Vent’anni dalla morte di Ruggero Orlando

Fu un popolarissimo giornalista e inviato: raccontò in Italia, tra le altre cose, la morte di Kennedy e lo sbarco sulla Luna

Sono vent’anni dalla morte di Ruggero Orlando, giornalista radiotelevisivo, e politico nella seconda parte della sua vita, che per molto tempo fu il primo corrispondente della RAI da New York. Iniziava le sue cronache sempre con lo stesso saluto, diventato celebre («Qui da Nuova York, vi parla Ruggero Orlando») e negli anni raccontò eventi di grande importanza, come la morte di Kennedy, nel 1963, o il black out avvenuto nel 1965 nella parte settentrionale degli Stati Uniti e nel Canada. Orlando fu anche una delle voci che annunciò lo sbarco sulla luna di Neil Armstrong, il 20 luglio 1969. Durante la storica diretta di quella notte, Orlando si trovava nel Centro spaziale della NASA a Houston, in Texas: ed ebbe un piccolo diverbio con Tito Stagno, che conduceva la trasmissione da Roma, perché non concordava con lui sul momento preciso dell’allunaggio.

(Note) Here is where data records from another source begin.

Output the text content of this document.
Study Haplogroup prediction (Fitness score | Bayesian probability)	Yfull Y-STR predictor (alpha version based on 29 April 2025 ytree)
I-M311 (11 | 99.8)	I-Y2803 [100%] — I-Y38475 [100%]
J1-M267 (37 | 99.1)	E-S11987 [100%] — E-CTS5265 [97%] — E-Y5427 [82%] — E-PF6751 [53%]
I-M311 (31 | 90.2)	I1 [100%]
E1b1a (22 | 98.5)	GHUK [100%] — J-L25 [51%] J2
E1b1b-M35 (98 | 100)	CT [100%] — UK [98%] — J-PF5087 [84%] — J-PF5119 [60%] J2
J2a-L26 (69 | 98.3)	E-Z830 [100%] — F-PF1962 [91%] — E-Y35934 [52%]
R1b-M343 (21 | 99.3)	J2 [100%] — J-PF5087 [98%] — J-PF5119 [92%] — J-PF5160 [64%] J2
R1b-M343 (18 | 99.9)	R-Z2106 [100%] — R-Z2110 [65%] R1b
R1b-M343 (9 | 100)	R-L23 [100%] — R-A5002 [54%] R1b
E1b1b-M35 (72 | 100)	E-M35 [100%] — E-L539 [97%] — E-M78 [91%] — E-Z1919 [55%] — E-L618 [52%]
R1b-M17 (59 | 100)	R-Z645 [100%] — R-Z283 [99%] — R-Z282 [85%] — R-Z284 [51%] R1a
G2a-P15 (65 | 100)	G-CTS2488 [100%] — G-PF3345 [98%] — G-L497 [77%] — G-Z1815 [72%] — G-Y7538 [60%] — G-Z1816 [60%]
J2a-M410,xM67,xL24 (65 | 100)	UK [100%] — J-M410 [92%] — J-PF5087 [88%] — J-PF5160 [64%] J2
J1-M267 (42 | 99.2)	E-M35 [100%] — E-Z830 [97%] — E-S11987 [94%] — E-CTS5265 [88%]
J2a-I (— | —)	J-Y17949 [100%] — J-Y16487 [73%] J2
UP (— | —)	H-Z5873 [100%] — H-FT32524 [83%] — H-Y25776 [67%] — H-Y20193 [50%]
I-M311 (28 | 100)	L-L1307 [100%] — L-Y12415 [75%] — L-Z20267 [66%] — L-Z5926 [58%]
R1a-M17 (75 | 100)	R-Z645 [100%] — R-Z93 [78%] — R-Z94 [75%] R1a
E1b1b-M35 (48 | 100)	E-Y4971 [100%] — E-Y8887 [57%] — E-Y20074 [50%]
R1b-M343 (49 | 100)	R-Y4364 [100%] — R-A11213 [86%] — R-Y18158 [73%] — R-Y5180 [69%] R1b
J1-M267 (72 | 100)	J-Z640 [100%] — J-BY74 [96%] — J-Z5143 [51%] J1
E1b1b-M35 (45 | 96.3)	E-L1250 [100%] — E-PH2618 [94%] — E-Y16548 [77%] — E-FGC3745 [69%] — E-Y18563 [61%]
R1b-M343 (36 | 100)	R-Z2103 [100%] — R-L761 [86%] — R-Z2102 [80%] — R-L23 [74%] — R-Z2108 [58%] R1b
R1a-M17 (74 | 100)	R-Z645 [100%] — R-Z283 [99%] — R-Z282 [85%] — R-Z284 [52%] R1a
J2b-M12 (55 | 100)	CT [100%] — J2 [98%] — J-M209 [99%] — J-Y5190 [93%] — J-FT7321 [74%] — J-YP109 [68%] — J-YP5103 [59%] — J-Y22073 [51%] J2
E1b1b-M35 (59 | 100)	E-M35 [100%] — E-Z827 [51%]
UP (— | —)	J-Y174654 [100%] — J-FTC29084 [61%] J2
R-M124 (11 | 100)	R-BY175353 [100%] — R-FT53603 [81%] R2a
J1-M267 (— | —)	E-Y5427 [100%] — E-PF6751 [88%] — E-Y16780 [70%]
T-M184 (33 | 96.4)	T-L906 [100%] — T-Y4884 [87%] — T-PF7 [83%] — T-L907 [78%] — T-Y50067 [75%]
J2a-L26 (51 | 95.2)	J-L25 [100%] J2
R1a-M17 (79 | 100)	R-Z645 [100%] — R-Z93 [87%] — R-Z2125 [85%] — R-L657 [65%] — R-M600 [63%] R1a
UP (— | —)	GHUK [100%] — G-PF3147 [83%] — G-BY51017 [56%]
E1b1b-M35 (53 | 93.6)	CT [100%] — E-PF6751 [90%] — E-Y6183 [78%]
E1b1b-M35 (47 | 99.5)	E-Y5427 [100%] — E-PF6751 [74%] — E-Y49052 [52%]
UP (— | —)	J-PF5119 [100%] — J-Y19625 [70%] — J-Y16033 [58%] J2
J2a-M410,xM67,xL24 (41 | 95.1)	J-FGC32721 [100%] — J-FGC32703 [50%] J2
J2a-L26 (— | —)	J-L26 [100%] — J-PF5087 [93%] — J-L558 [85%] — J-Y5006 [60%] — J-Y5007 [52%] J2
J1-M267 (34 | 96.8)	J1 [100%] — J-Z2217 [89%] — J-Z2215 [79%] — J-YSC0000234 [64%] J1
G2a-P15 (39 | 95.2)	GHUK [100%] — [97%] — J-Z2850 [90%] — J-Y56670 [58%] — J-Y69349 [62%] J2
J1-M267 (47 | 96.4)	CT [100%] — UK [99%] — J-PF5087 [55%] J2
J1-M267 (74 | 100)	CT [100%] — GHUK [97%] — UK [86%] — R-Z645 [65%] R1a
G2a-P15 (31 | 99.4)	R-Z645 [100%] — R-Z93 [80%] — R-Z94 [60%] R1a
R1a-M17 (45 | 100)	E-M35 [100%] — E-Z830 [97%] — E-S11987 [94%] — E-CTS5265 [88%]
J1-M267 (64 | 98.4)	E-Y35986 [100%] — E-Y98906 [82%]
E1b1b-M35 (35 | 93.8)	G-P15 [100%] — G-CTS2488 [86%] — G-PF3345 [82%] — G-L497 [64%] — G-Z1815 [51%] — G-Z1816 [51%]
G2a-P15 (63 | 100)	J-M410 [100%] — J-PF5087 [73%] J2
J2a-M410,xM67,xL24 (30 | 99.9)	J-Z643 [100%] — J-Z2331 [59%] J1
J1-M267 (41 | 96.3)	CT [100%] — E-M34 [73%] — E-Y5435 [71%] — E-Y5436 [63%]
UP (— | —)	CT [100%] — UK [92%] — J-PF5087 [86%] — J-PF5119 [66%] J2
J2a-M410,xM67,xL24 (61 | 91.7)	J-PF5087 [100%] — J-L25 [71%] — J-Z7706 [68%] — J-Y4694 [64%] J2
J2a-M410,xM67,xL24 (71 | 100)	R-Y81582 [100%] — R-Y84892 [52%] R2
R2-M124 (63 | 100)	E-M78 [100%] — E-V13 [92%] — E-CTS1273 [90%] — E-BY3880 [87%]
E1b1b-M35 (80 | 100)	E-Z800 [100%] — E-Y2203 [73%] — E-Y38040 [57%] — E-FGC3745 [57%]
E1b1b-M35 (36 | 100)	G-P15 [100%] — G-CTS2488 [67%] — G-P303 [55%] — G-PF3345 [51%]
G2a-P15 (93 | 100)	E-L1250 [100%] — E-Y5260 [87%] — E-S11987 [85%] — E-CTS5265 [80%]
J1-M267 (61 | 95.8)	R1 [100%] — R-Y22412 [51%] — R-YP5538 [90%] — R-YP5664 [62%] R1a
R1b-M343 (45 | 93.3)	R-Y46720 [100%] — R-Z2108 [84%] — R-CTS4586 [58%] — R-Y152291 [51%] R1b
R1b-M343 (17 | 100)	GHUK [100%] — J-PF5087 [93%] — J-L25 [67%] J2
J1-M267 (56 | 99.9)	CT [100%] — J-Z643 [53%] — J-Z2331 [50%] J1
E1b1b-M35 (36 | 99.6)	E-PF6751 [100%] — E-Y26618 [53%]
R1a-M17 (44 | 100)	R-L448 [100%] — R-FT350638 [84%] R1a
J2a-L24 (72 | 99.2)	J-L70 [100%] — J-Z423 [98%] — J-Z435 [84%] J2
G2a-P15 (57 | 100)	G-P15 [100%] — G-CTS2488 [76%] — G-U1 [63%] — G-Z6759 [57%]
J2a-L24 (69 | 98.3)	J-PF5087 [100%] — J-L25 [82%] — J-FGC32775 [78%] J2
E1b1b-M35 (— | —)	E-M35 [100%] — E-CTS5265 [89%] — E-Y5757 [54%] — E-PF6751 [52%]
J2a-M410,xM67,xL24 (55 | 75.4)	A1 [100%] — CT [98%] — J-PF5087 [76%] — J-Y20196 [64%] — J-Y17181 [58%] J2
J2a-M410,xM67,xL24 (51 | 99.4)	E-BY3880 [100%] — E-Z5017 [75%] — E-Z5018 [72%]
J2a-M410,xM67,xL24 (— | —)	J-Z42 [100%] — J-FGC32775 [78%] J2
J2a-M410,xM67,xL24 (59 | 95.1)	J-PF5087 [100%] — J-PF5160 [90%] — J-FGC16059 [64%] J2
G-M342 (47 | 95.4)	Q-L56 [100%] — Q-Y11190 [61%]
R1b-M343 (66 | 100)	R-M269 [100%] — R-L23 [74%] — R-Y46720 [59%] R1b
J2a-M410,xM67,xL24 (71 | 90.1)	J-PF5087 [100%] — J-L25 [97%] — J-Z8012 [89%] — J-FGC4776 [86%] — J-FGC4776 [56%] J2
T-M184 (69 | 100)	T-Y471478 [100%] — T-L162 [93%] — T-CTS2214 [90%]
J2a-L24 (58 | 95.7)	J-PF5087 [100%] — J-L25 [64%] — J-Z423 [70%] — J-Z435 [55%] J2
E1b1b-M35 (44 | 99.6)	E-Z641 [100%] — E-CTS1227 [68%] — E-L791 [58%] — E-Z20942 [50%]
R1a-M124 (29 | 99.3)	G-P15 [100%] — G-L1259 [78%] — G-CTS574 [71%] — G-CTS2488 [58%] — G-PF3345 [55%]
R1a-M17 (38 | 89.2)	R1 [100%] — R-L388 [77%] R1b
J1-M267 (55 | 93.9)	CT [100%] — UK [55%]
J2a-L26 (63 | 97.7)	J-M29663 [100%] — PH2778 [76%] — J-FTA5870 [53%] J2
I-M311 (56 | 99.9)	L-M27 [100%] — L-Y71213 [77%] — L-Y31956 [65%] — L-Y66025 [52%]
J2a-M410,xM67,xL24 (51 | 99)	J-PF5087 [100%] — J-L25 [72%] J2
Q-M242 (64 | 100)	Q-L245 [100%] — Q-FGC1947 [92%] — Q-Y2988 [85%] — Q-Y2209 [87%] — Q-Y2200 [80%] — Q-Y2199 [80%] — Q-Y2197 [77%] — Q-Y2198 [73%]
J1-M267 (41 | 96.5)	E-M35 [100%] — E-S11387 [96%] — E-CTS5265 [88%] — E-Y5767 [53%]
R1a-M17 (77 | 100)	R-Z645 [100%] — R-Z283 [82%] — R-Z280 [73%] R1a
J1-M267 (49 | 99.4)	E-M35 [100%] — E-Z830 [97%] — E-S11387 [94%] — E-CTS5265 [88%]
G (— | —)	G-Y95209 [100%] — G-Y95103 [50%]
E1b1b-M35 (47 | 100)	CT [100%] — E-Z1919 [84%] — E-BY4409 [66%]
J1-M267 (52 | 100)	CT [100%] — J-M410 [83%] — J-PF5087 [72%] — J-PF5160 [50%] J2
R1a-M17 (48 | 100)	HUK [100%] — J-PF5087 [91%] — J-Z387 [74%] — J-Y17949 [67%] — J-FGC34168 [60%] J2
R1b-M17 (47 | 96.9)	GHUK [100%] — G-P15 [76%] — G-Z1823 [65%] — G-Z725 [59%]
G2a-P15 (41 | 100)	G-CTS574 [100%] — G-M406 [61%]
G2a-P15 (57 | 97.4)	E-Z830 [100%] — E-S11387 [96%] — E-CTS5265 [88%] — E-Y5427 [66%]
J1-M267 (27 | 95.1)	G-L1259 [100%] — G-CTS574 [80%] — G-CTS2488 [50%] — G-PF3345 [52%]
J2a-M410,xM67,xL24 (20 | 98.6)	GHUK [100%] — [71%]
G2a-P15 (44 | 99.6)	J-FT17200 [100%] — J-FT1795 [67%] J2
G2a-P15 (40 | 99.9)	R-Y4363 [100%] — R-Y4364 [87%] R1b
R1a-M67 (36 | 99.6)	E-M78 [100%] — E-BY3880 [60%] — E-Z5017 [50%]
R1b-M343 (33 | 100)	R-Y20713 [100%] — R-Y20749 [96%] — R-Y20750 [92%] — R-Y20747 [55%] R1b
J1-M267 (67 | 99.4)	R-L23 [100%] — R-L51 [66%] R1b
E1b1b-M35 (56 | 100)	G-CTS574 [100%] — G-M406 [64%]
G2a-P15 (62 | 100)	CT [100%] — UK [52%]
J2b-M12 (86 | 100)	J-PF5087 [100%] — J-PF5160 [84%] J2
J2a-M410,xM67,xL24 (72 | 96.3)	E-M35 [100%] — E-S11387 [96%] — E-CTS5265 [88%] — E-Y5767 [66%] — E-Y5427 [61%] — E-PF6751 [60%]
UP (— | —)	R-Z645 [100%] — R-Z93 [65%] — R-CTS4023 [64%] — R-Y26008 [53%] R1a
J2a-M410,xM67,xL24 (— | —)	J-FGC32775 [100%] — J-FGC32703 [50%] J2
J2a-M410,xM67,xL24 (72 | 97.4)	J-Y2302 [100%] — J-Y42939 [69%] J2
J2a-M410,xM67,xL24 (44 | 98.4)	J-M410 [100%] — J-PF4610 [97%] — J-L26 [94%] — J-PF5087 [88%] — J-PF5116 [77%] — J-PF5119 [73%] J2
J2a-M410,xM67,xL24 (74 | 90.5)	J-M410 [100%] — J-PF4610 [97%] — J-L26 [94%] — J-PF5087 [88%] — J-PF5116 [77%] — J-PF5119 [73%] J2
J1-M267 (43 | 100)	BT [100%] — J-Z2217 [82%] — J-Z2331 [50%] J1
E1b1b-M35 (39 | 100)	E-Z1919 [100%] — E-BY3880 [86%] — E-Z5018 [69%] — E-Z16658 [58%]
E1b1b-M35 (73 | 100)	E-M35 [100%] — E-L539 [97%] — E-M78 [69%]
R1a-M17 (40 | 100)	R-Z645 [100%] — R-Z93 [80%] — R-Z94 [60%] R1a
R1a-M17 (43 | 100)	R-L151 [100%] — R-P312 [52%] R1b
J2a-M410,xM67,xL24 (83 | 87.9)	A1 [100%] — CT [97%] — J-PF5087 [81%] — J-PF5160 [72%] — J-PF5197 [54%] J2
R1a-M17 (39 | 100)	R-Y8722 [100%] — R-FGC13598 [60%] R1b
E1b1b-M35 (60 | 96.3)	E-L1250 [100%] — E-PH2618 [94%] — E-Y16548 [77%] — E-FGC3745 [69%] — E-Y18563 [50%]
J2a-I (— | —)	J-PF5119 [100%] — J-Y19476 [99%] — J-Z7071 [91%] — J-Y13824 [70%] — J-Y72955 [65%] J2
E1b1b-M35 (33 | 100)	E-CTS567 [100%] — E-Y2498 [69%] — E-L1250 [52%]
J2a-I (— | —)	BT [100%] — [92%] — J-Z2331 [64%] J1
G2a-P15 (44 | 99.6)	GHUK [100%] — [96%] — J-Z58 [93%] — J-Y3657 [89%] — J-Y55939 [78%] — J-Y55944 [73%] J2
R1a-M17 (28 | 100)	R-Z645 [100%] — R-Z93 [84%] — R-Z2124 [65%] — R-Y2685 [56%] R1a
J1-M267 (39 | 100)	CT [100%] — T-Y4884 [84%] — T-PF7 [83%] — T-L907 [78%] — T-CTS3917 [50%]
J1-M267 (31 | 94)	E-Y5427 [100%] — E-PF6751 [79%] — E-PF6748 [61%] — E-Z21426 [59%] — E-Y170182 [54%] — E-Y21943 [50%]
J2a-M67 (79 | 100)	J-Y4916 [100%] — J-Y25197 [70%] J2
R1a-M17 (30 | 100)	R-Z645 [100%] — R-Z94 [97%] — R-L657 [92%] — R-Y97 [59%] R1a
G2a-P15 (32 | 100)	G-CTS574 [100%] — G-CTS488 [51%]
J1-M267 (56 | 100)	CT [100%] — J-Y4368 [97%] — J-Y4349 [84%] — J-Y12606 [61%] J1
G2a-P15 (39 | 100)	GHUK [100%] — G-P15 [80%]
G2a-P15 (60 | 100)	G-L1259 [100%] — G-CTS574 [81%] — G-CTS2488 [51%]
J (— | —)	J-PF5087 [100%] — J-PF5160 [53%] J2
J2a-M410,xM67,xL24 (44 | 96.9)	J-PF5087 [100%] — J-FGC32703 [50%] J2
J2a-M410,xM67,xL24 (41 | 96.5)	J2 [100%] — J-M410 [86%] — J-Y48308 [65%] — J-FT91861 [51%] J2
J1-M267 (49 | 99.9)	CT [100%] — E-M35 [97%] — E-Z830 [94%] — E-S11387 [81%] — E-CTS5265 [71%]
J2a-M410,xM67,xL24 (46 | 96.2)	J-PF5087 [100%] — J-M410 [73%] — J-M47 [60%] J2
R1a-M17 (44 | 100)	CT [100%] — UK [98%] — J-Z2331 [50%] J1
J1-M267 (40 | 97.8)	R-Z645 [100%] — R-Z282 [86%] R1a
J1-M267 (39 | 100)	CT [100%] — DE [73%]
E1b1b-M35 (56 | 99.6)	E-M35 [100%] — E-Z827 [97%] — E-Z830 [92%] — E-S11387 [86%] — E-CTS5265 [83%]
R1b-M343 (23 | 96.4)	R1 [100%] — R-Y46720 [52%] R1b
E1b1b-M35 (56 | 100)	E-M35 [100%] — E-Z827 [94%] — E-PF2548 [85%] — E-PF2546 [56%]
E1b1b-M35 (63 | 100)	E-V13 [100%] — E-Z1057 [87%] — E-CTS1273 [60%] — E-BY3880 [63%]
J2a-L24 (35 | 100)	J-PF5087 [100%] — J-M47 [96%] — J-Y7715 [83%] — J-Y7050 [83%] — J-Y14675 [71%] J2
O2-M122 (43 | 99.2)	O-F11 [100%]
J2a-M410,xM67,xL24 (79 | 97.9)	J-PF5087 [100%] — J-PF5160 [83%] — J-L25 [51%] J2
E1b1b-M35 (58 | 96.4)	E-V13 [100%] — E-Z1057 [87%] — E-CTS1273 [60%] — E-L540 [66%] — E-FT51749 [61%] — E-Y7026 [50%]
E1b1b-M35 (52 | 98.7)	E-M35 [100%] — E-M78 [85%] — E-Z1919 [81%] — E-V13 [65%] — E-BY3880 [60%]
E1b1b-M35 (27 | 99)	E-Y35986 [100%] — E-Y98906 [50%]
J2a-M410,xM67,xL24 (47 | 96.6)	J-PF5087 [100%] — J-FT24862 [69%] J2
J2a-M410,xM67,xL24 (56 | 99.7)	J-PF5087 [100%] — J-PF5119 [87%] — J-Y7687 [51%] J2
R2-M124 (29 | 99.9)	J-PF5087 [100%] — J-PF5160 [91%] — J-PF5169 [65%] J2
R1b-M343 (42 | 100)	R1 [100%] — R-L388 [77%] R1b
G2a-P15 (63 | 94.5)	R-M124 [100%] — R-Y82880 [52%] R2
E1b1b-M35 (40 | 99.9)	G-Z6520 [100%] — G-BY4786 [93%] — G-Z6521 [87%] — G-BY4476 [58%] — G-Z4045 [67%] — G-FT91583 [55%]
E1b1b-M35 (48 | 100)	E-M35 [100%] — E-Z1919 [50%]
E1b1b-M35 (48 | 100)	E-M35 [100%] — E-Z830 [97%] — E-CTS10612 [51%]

Ruggero Orlando nacque a Verona il 5 luglio 1907, si laureò in matematica e cominciò giovanissimo a fare il giornalista, collaborando con varie testate periodiche. Alla fine degli anni Trenta, entrato nel movimento clandestino antifascista, scappò a Londra dove iniziò a lavorare alla BBC: dal 1943 e fino alla fine della guerra collaborò con le forze Alleate curando diversi programmi d’informazione in italiano e in inglese. Terminata la guerra lavorò alla EIAR e dal 1954 al 1970 per la RAI da New York. Nel 1972 si dimise dalla RAI e fu eletto deputato per il PSI nella VI legislatura, nel collegio di Roma. Dal 1981 al 1983 fu direttore del settimanale Abc e di Occidente, rivista mensile della NATO. Morì a 87 anni in una clinica di Roma per un cancro ai polmoni. Dopo la morte, Corrado Augias lo ricordò così su Repubblica:

C’è un famoso aneddoto che la dice lunga su di lui e anche sui costumi giornalistici della Rai di quei tempi. Un giorno, all’inizio degli anni Sessanta, mentre si trovava in redazione, gli telefonò Ettore Bernabei da Roma chiedendogli di dare una certa notizia. Quale notizia? L’imminente preparazione di un summit Kennedy-Krusciov. Ma questa notizia non c’è, replicò Orlando, nessuno ne parla a Nuova York. La cosa, rispose secco Bernabei all’altro capo del filo, farebbe molto piacere ad Amintore Fanfani. Orlando non dette la notizia, qualche tempo dopo venne convocato a Roma dove si sentì offrire la carica di vicepresidente della Rai: ottimo stipendio e degna sepoltura. Naturalmente rifiutò e la cosa, per la verità, finì lì anche perché nel frattempo era scoppiata la celebre crisi dei missili a Cuba e dunque altro che summit, Kennedy e Krusciov si trovavano di colpo a un passo dallo spararsi addosso. L’episodio resta significativo. (…) È un fatto che per tutto il corso della sua lunga carriera fortunata, Orlando ha saputo conservare una doppia libertà, o forse bisognerebbe dire di un doppio agio: l’agio della sua insofferenza e l’agio di una preparazione culturale molto diversa e disordinata ma anche molto più vasta, di quella ordinaria di un normale cronista.